O escritor Gilberto Felisberto Vasconcellos, num texto cheio de claridade, escreveu que a grande batalha do novo governo, cuja base é a comunidade evangélica fundamentalista, será a cultural. Muito mais do que prender/matar/desaparecer pretensos comunistas, esse governo empreenderá uma guerra feroz contra a vida que se expressa no campo popular. As crendices, o folclore, a cultura cotidiana. Tudo isso estará sob o crivo dos bispos neopentecostais e seus fiéis seguidores. 

 

A questão que fica é: como enfrentaremos isso?

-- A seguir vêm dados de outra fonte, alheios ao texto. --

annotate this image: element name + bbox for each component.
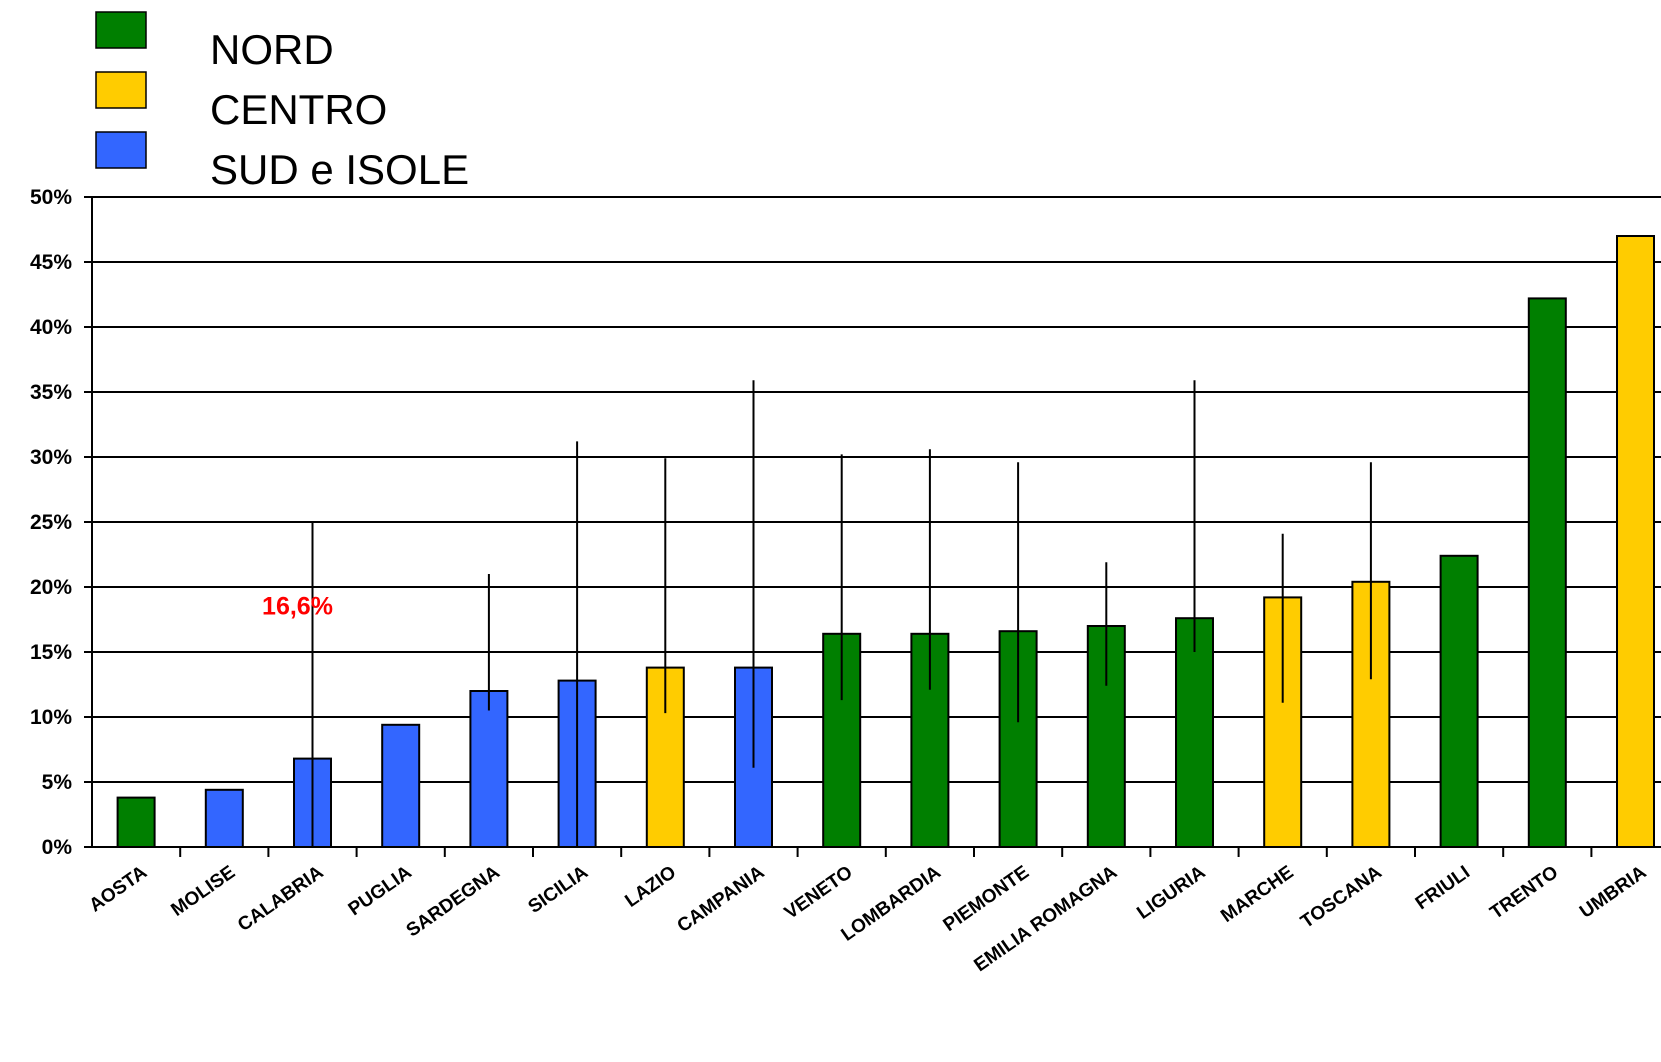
x-tick-label: MOLISE bbox=[167, 862, 239, 921]
bars bbox=[116, 235, 1655, 849]
error-bars bbox=[311, 380, 1372, 847]
y-tick-label: 0% bbox=[42, 836, 73, 859]
bar-friuli bbox=[1439, 554, 1479, 848]
bar-puglia bbox=[381, 723, 421, 848]
x-tick-label: LOMBARDIA bbox=[838, 862, 945, 946]
x-tick-label: SICILIA bbox=[525, 862, 593, 918]
x-tick-label: LAZIO bbox=[621, 862, 680, 912]
y-tick-label: 30% bbox=[30, 446, 72, 469]
bar-sardegna bbox=[469, 690, 509, 848]
x-tick-label: AOSTA bbox=[86, 862, 152, 917]
legend: NORD CENTRO SUD e ISOLE bbox=[95, 11, 469, 193]
x-tick-label: EMILIA ROMAGNA bbox=[970, 862, 1121, 976]
bar-aosta bbox=[116, 796, 156, 848]
y-tick-label: 20% bbox=[30, 576, 72, 599]
x-tick-label: CALABRIA bbox=[234, 862, 328, 936]
bar-molise bbox=[204, 788, 244, 848]
x-tick-label: PUGLIA bbox=[345, 862, 416, 921]
x-tick-label: MARCHE bbox=[1217, 862, 1297, 927]
bar-lazio bbox=[645, 666, 685, 848]
bar-umbria bbox=[1616, 235, 1655, 848]
x-tick-label: SARDEGNA bbox=[403, 862, 504, 942]
legend-swatch-centro bbox=[95, 71, 147, 109]
y-tick-label: 10% bbox=[30, 706, 72, 729]
annotation-label: 16,6% bbox=[262, 593, 333, 621]
x-tick-label: UMBRIA bbox=[1576, 862, 1651, 923]
x-tick-label: FRIULI bbox=[1412, 862, 1474, 914]
bar-trento bbox=[1527, 297, 1567, 848]
y-tick-label: 50% bbox=[30, 186, 72, 209]
x-tick-label: CAMPANIA bbox=[674, 862, 769, 937]
gridlines: 0% 5% 10% 15% 20% 25% 30% 35% 40% 45% 50% bbox=[30, 186, 1661, 859]
y-tick-label: 35% bbox=[30, 381, 72, 404]
x-tick-label: LIGURIA bbox=[1133, 862, 1209, 924]
bar-liguria bbox=[1175, 617, 1214, 849]
legend-swatch-sud-e-isole bbox=[95, 131, 147, 169]
legend-label: CENTRO bbox=[210, 86, 387, 133]
x-tick-label: TOSCANA bbox=[1297, 862, 1386, 933]
legend-label: SUD e ISOLE bbox=[210, 146, 469, 193]
y-tick-label: 15% bbox=[30, 641, 72, 664]
legend-swatch-nord bbox=[95, 11, 147, 49]
y-tick-label: 5% bbox=[42, 771, 73, 794]
legend-label: NORD bbox=[210, 26, 334, 73]
x-tick-label: TRENTO bbox=[1486, 862, 1562, 924]
x-tick-label: VENETO bbox=[781, 862, 857, 924]
y-tick-label: 45% bbox=[30, 251, 72, 274]
y-tick-label: 25% bbox=[30, 511, 72, 534]
y-tick-label: 40% bbox=[30, 316, 72, 339]
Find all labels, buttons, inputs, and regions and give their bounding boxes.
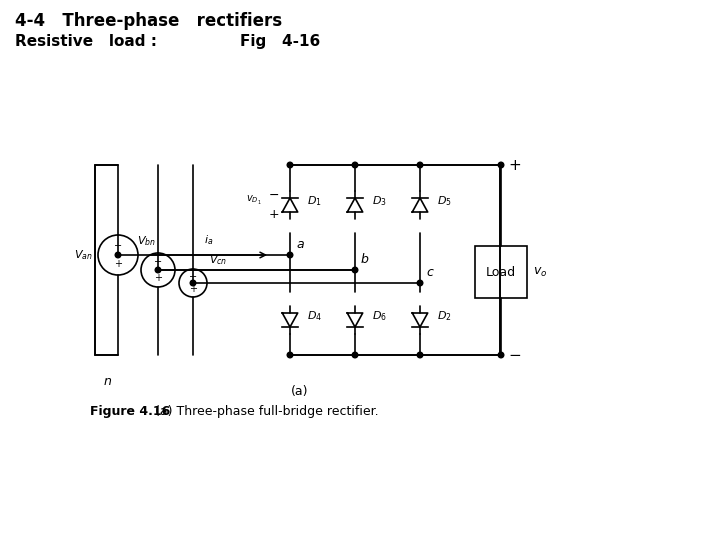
Text: −: − bbox=[189, 272, 197, 282]
Text: $D_6$: $D_6$ bbox=[372, 309, 387, 323]
Circle shape bbox=[287, 252, 293, 258]
Text: a: a bbox=[296, 238, 304, 251]
Text: $v_o$: $v_o$ bbox=[533, 266, 547, 279]
Circle shape bbox=[156, 267, 161, 273]
Text: $D_4$: $D_4$ bbox=[307, 309, 322, 323]
Text: +: + bbox=[508, 158, 521, 172]
Circle shape bbox=[498, 162, 504, 168]
Text: $i_a$: $i_a$ bbox=[204, 233, 214, 247]
Text: $D_5$: $D_5$ bbox=[437, 194, 452, 208]
Circle shape bbox=[417, 352, 423, 358]
Circle shape bbox=[287, 162, 293, 168]
Text: $D_2$: $D_2$ bbox=[437, 309, 451, 323]
Text: Figure 4.16: Figure 4.16 bbox=[90, 405, 170, 418]
Text: (a): (a) bbox=[292, 385, 309, 398]
Text: Load: Load bbox=[486, 266, 516, 279]
Text: +: + bbox=[189, 284, 197, 294]
Text: c: c bbox=[426, 266, 433, 279]
Bar bbox=[475, 246, 527, 298]
Text: −: − bbox=[508, 348, 521, 362]
Text: $V_{bn}$: $V_{bn}$ bbox=[137, 234, 156, 248]
Text: $V_{cn}$: $V_{cn}$ bbox=[209, 253, 228, 267]
Text: −: − bbox=[114, 241, 122, 251]
Text: $D_3$: $D_3$ bbox=[372, 194, 387, 208]
Text: b: b bbox=[361, 253, 369, 266]
Text: +: + bbox=[154, 273, 162, 282]
Text: $v_{D_1}$: $v_{D_1}$ bbox=[246, 193, 262, 206]
Text: +: + bbox=[269, 208, 279, 221]
Text: (a) Three-phase full-bridge rectifier.: (a) Three-phase full-bridge rectifier. bbox=[155, 405, 379, 418]
Text: −: − bbox=[154, 258, 162, 267]
Text: +: + bbox=[114, 259, 122, 269]
Circle shape bbox=[352, 267, 358, 273]
Circle shape bbox=[287, 352, 293, 358]
Text: 4-4   Three-phase   rectifiers: 4-4 Three-phase rectifiers bbox=[15, 12, 282, 30]
Text: −: − bbox=[269, 188, 279, 201]
Circle shape bbox=[417, 162, 423, 168]
Text: Fig   4-16: Fig 4-16 bbox=[240, 34, 320, 49]
Text: $D_1$: $D_1$ bbox=[307, 194, 322, 208]
Text: $V_{an}$: $V_{an}$ bbox=[74, 248, 93, 262]
Circle shape bbox=[115, 252, 121, 258]
Circle shape bbox=[417, 280, 423, 286]
Text: n: n bbox=[103, 375, 111, 388]
Circle shape bbox=[352, 352, 358, 358]
Circle shape bbox=[352, 162, 358, 168]
Text: Resistive   load :: Resistive load : bbox=[15, 34, 157, 49]
Circle shape bbox=[498, 352, 504, 358]
Circle shape bbox=[190, 280, 196, 286]
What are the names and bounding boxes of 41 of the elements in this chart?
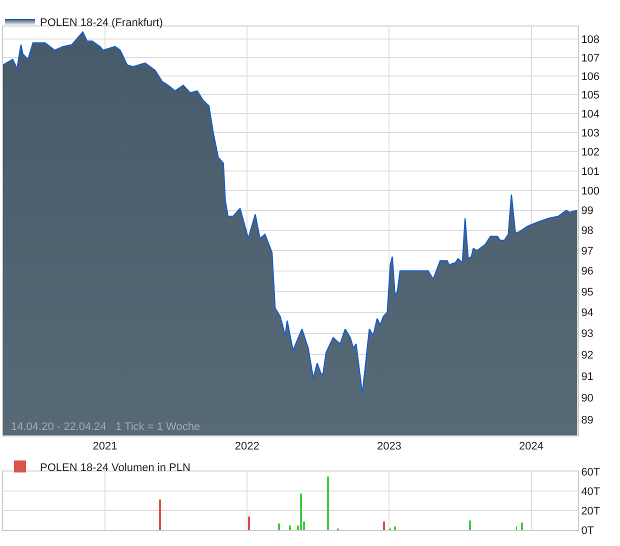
y-tick-label: 94 — [581, 307, 594, 320]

Chorando ou encontrando caminhos para tocar a vida do outro? Quais serão as ferramentas que usaremos para disputar o discurso? Qual a linguagem? Qual a estratégia? A tática? 

 

Já houve um tempo em que nossa gente, aqui em Pindorama, viu chegar pelo mar uma gente armada de cruz e espada. E essa gente destruiu a cultura, os deuses, o modo de vida. Porque não tolerou a pluriversidade da vida que já vivia aqui. Aplastou com a bíblia. Naqueles dias, os irmãos Tupi-Guarani tinham poucas ferramentas à sua disposição para enfrentar a enxurrada teocrática que se abateu sobre eles. Hoje é diferente. Temos todas as chances de não sucumbir. 

 

Mas, par anão sucumbir há que entender que a guerra está aí e que nela, a primeira vítima é a verdade. Vimos isso nas eleições e continuamos vendo. Não há tempo para lamber feridas. É preciso contra-atacar. E o campo da cultura é fundamental. Defender nosso modo de vida, nossas crenças plurais, nossos mitos, nosso folclore cheio de deuses e seres encantados, é vital. 

 

À teologia da prosperidade, de salvação individual, que prepara a pessoa para ter um carro, um celular, pregada pelos neopentecostais eletrônicos e dinheiristas há que se contrapor uma proposta de luta coletiva, de salvação coletiva, que é dura e difícil, mas que só pode acontecer se estivermos juntos. 

 

Alguma coisa temos de aprender de todo esse processo. E uma delas é que não basta tripudiar das barbaridades que são feitas e ditas. Há que desconstruir. E de maneira a ser entendido.